Esse não é um movimento entre sociedade e governo, pois, colocados dessa
forma, não são nada, são caóticos, não explicam as condições reais e
as contradições existentes. A sociedade é uma abstração, “se desprezarmos,
por exemplo, as classes que a compõem”
[4]
. Uma sociedade divida em classes possui idéias distintas,
representações distintas e governos de diferentes posições políticas.
Cada governo tem uma ligação orgânica a uma ou outra classe, ou mesmo
a outras que não são fundamentais, como é o caso em uma situação bonapartista
[5]
. Não existe, portanto, tal movimento que cita FHC.
O que ocorre é que o Estado, através dos aparelhos repressivos e ideológicos,
busca transformar em universal aquilo que é particular, fazendo parecer
que as idéias da burguesia são idéias de toda a sociedade. Os trabalhadores
organizados, representados por entidades classistas, já deixaram claro
que não concordam com as mudanças do Governo. Setores importantes de
várias organizações como OAB, ABI, CNBB e outras já mostraram que não
concordam com as alterações governamentais. Movimentos de massas como
o MST, UNE, UBES, já declararam suas diferenças. Os partidos de esquerda
fazem uma oposição cotidiana ao modelo imposto ao Brasil. Logo, cabe
perguntar: de que sociedade fala FHC? Com certeza não é a sociedade
real, diversas em determinações, em idéias e representações, mas a sociedade
que os capitalistas querem que exista, mesmo que não seja a sociedade
existente. Todo esse discurso, entretanto,
é para justificar a importância da economia de mercado e de marcá-la
como a forma mais desenvolvida para fazer avançar o país. “O grande
desafio histórico.é o de articular um novo modelo de desenvolvimento
que possa trazer para o conjunto da sociedade brasileira a perspectiva
de um futuro melhor” ou seja, “o fortalecimento do Estado para
que sejam eficazes sua ação reguladora, no quadro de uma economia de
mercado”. Com essa afirmação presente no Plano Diretor da Reforma
do Aparelho do Estado, demonstra-se claramente a superação de um modelo
desenvolvimentista implementado no Brasil e a adoção do projeto de ampliação
da margem de lucro e diminuição da capacidade de ação social do Estado.
A ação reguladora é a marca da desconstrução progressiva dos serviços
públicos, aliada ao processo de privatização, contratualização e terceirização.
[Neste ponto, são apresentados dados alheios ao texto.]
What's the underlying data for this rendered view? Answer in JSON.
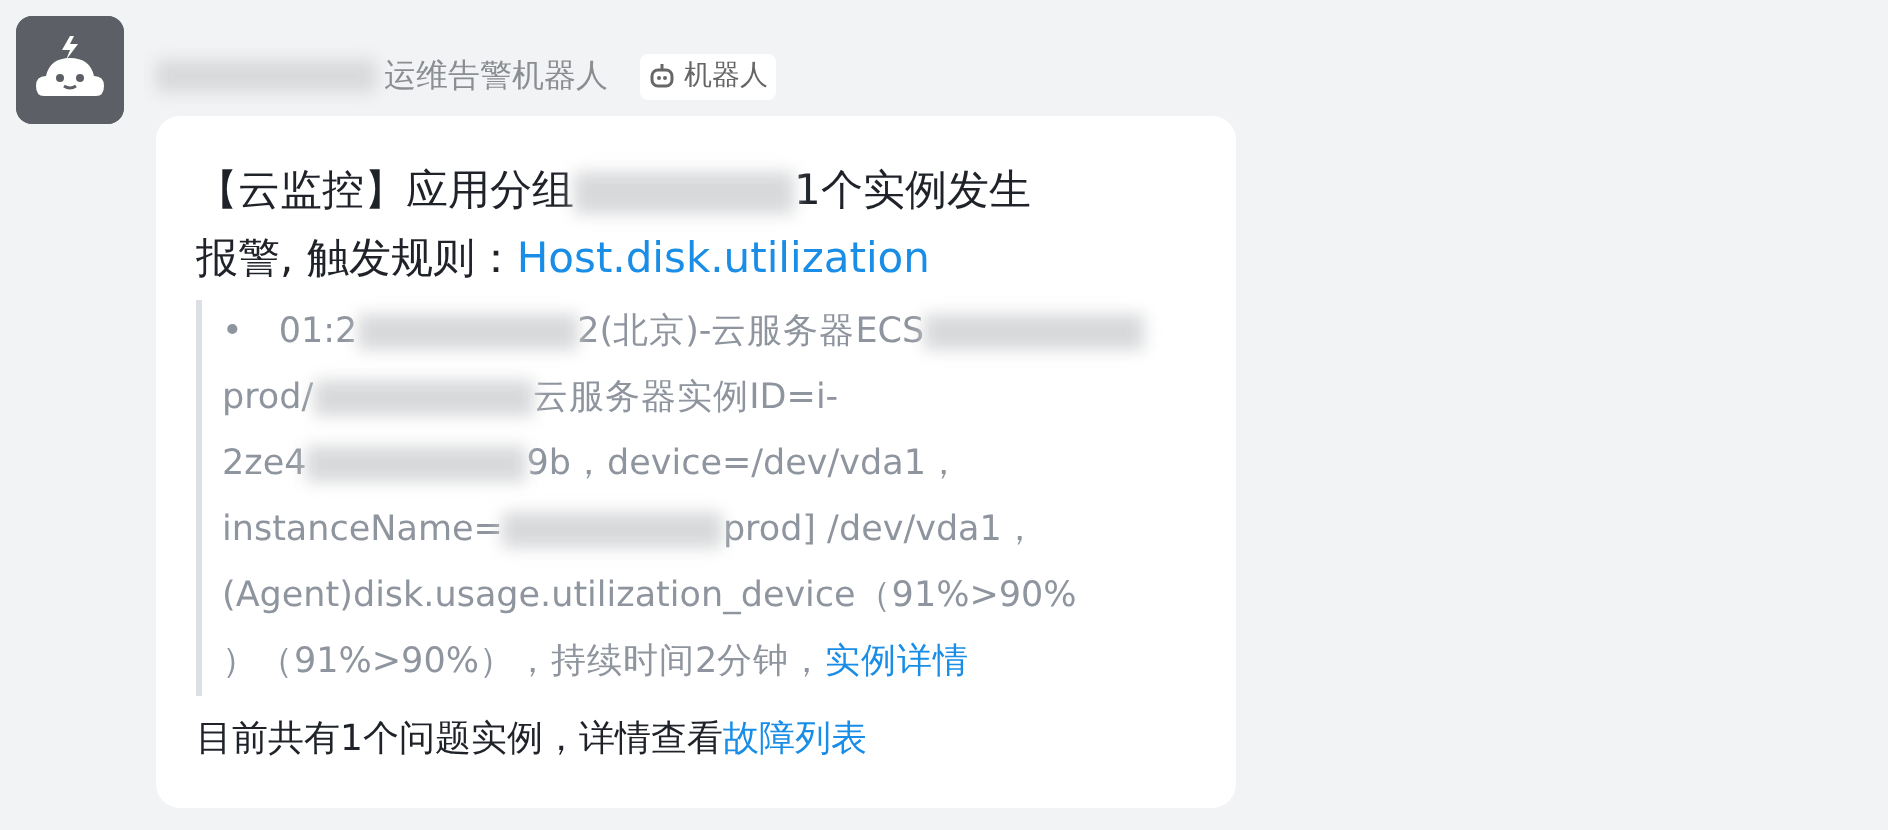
{
  "sender": {
    "name": [
      {
        "kind": "redacted"
      },
      {
        "kind": "text",
        "text": "运维告警机器人"
      }
    ],
    "badge": "机器人"
  },
  "message": {
    "heading": [
      [
        {
          "kind": "text",
          "text": "【云监控】应用分组"
        },
        {
          "kind": "redacted"
        },
        {
          "kind": "text",
          "text": "1个实例发生"
        }
      ],
      [
        {
          "kind": "text",
          "text": "报警, 触发规则："
        },
        {
          "kind": "link",
          "text": "Host.disk.utilization"
        }
      ]
    ],
    "quote": [
      [
        {
          "kind": "bullet",
          "text": "•"
        },
        {
          "kind": "text",
          "text": "01:2"
        },
        {
          "kind": "redacted"
        },
        {
          "kind": "text",
          "text": "2(北京)-云服务器ECS"
        },
        {
          "kind": "redacted"
        }
      ],
      [
        {
          "kind": "text",
          "text": "prod/"
        },
        {
          "kind": "redacted"
        },
        {
          "kind": "text",
          "text": "云服务器实例ID=i-"
        }
      ],
      [
        {
          "kind": "text",
          "text": "2ze4"
        },
        {
          "kind": "redacted"
        },
        {
          "kind": "text",
          "text": "9b，device=/dev/vda1，"
        }
      ],
      [
        {
          "kind": "text",
          "text": "instanceName="
        },
        {
          "kind": "redacted"
        },
        {
          "kind": "text",
          "text": "prod] /dev/vda1，"
        }
      ],
      [
        {
          "kind": "text",
          "text": "(Agent)disk.usage.utilization_device（91%>90%"
        }
      ],
      [
        {
          "kind": "text",
          "text": "）（91%>90%），持续时间2分钟，"
        },
        {
          "kind": "link",
          "text": "实例详情"
        }
      ]
    ],
    "footer": [
      {
        "kind": "text",
        "text": "目前共有1个问题实例，详情查看"
      },
      {
        "kind": "link",
        "text": "故障列表"
      }
    ]
  }
}
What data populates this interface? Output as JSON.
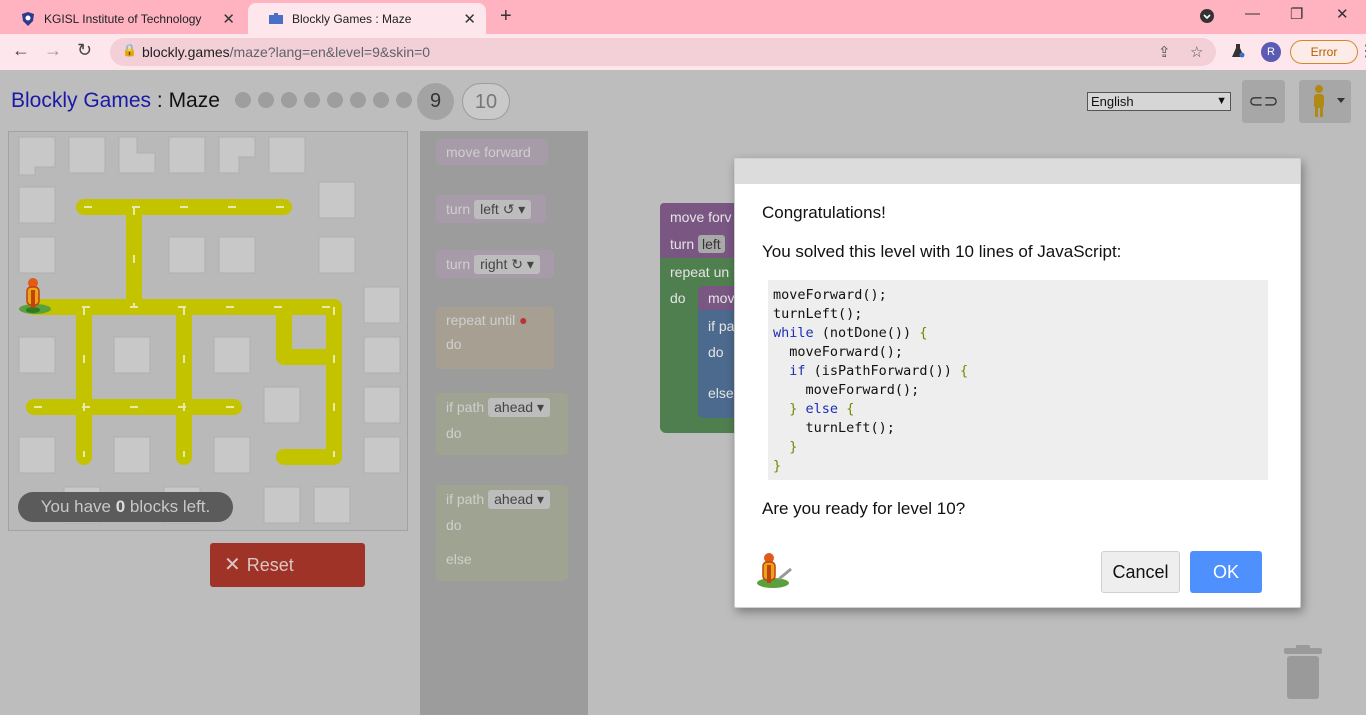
{
  "browser": {
    "tabs": [
      {
        "title": "KGISL Institute of Technology",
        "active": false
      },
      {
        "title": "Blockly Games : Maze",
        "active": true
      }
    ],
    "url_host": "blockly.games",
    "url_path": "/maze?lang=en&level=9&skin=0",
    "profile_initial": "R",
    "error_label": "Error"
  },
  "header": {
    "brand": "Blockly Games",
    "separator": " : ",
    "game": "Maze",
    "current_level": "9",
    "next_level": "10",
    "language": "English"
  },
  "maze": {
    "blocks_left_prefix": "You have ",
    "blocks_left_count": "0",
    "blocks_left_suffix": " blocks left.",
    "reset_label": "Reset",
    "colors": {
      "path": "#c3c300",
      "tile": "#c8c8c8"
    }
  },
  "toolbox": {
    "move_forward": "move forward",
    "turn_label": "turn",
    "turn_left_value": "left ↺",
    "turn_right_value": "right ↻",
    "repeat_until": "repeat until",
    "do_label": "do",
    "if_path": "if path",
    "ahead": "ahead",
    "else_label": "else"
  },
  "workspace": {
    "move_fwd_partial": "move forv",
    "turn_partial": "turn",
    "left_partial": "left",
    "repeat_partial": "repeat un",
    "do": "do",
    "mov_partial": "mov",
    "if_partial": "if pa",
    "do2": "do",
    "else_partial": "else"
  },
  "dialog": {
    "congrats": "Congratulations!",
    "solved": "You solved this level with 10 lines of JavaScript:",
    "ready": "Are you ready for level 10?",
    "cancel": "Cancel",
    "ok": "OK",
    "code_lines": [
      "moveForward();",
      "turnLeft();",
      "while (notDone()) {",
      "  moveForward();",
      "  if (isPathForward()) {",
      "    moveForward();",
      "  } else {",
      "    turnLeft();",
      "  }",
      "}"
    ]
  }
}
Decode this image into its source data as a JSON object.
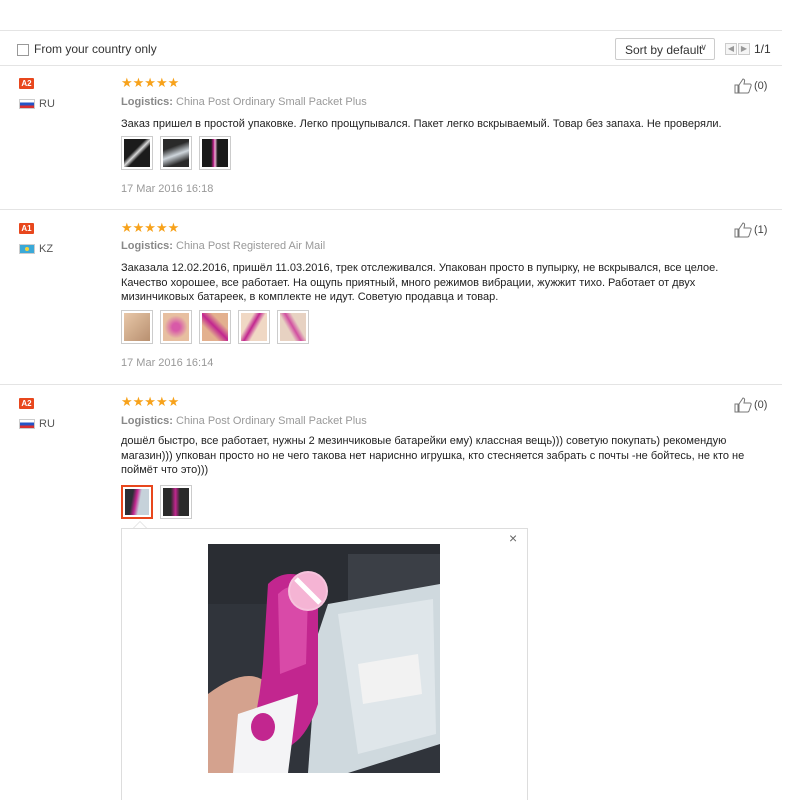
{
  "filter": {
    "label": "From your country only",
    "checked": false
  },
  "sort": {
    "label": "Sort by default"
  },
  "pagination": {
    "text": "1/1"
  },
  "reviews": [
    {
      "badge": "A2",
      "country": "RU",
      "stars": "★★★★★",
      "logistics_label": "Logistics:",
      "logistics": "China Post Ordinary Small Packet Plus",
      "text": "Заказ пришел в простой упаковке. Легко прощупывался. Пакет легко вскрываемый. Товар без запаха. Не проверяли.",
      "date": "17 Mar 2016 16:18",
      "likes": "(0)"
    },
    {
      "badge": "A1",
      "country": "KZ",
      "stars": "★★★★★",
      "logistics_label": "Logistics:",
      "logistics": "China Post Registered Air Mail",
      "text": "Заказала 12.02.2016, пришёл 11.03.2016, трек отслеживался. Упакован просто в пупырку, не вскрывался, все целое. Качество хорошее, все работает. На ощупь приятный, много режимов вибрации, жужжит тихо. Работает от двух мизинчиковых батареек, в комплекте не идут. Советую продавца и товар.",
      "date": "17 Mar 2016 16:14",
      "likes": "(1)"
    },
    {
      "badge": "A2",
      "country": "RU",
      "stars": "★★★★★",
      "logistics_label": "Logistics:",
      "logistics": "China Post Ordinary Small Packet Plus",
      "text": "дошёл быстро, все работает, нужны 2 мезинчиковые батарейки ему) классная вещь))) советую покупать) рекомендую магазин))) упкован просто но не чего такова нет нарисннo игрушка, кто стесняется забрать с почты -не бойтесь, не кто не поймёт что это)))",
      "likes": "(0)"
    }
  ],
  "popup": {
    "close": "×"
  },
  "colors": {
    "badge": "#e8471d",
    "star": "#f7a21b",
    "product": "#c2268f"
  }
}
Tais marcas são determinantes na Reforma Administrativa proposta pelo
PDRAE (Plano Diretor da Reforma do Aparelho
de Estado) e implementada pelo Governo.
Mesmo identificando que a implementação do modelo, muitas vezes, foge
de sua arquitetura inicial, esse desvio não é no mérito, continua com
todo o conteúdo fundamental apresentado desde 1995. É por isso que nossa análise deve
se deter na pedra angular do sistema e mesmo das mudanças: a alteração
das formas de propriedade. A mudança para um modelo gerencial de funcionamento
do Estado não é uma mudança apenas de cunho administrativo. Essa é a
superficialidade da mudança e não seu conteúdo fundamental. O elemento
central encontra-se na alteração da propriedade e na relação entre propriedade
privada e propriedade estatal. No prefácio de FHC o discurso que justifica
a alteração da administração baseia-se no atendimento ao “cliente” ou
“cidadão cliente”. Mas isso não passa de um discurso ideológico para
falsear as alterações reais e manter o processo hegemônico no subconsciente
dos explorados. Por isso era necessário pautar o serviço público como
debate central em 1995 e tirá-lo do centro em 1999, quando os efeitos
das mudanças começavam a aparecer. Essa é uma das razões pelas quais
insistimos em que devemos situar novamente o serviço público como tema
central de debate na sociedade. Do ponto de vista da propriedade,
que é o centro de todo o nosso debate, o que está em jogo é repassar
o patrimônio público acumulado para os setores privados, aumentando
assim a concentração do lucro, ao mesmo tempo em que se desobstruem
as barreiras que impossibilitam o aumento da margem do lucro. Do nosso
lado isso também é um grande desafio. Temos pela frente a grandiosa
tarefa de promover mudanças radicais que alterem a forma de propriedade,
mas o caminho é totalmente inverso do que vem fazendo o Governo. É nesse
esfera de entendimento que aparece um equívoco muitas vezes repetidos
por setores de esquerda, populares ou democráticos. Há uma idéia, aparentemente
predominante, de que o processo imposto diminui o Estado e, portanto,
como pregamos o fim do Estado, ou de seu cunho autoritário, ou mesmo
de seu poder quase absoluto sobre a individualidade, tal movimento não
é tão ruim para a política que defendemos. Ledo engano, pois isso nos
levaria a um processo de aumento desregulado da concentração do poder
e do lucro, repassando para os aparelhos privados, ou seja, para a propriedade
privada do capital, uma arena central de disputa política. Por exemplo:
não é possível disputar política de comunicação, de grande vulto, hoje,
com possibilidade de uma disputa hegemônica real em nível nacional,
que possa alterar a correlação de forças, sem quebrar o monopólio privado
dos meios de comunicação. Na esfera do Estado, entretanto, temos maiores
condições, pela própria característica do Estado de Direito, criado
pela burguesia, de operar a disputa hegemônica. Certamente que para
a classe trabalhadora isso só pode ter conseqüência se tiver calcado
em uma organização classista, com capacidade de mobilização e organização,
que trave na sociedade a disputa ideológica e sirva como base real para
a construção de mudanças. Sem isso, ficamos no administrativismo e não
conseguimos alterar as condições reais que exigem mudança na forma de
propriedade. Sem dúvida, analisar o prefácio
escrito pelo presidente tem uma importância central: saber qual a orientação
que se mantém, independente de ministérios e ministros, e qual o discurso
central que a justifica. Por isso não nos cansaremos de afirmar que
as bases do PDRAE continuam presentes na implementação das mudanças.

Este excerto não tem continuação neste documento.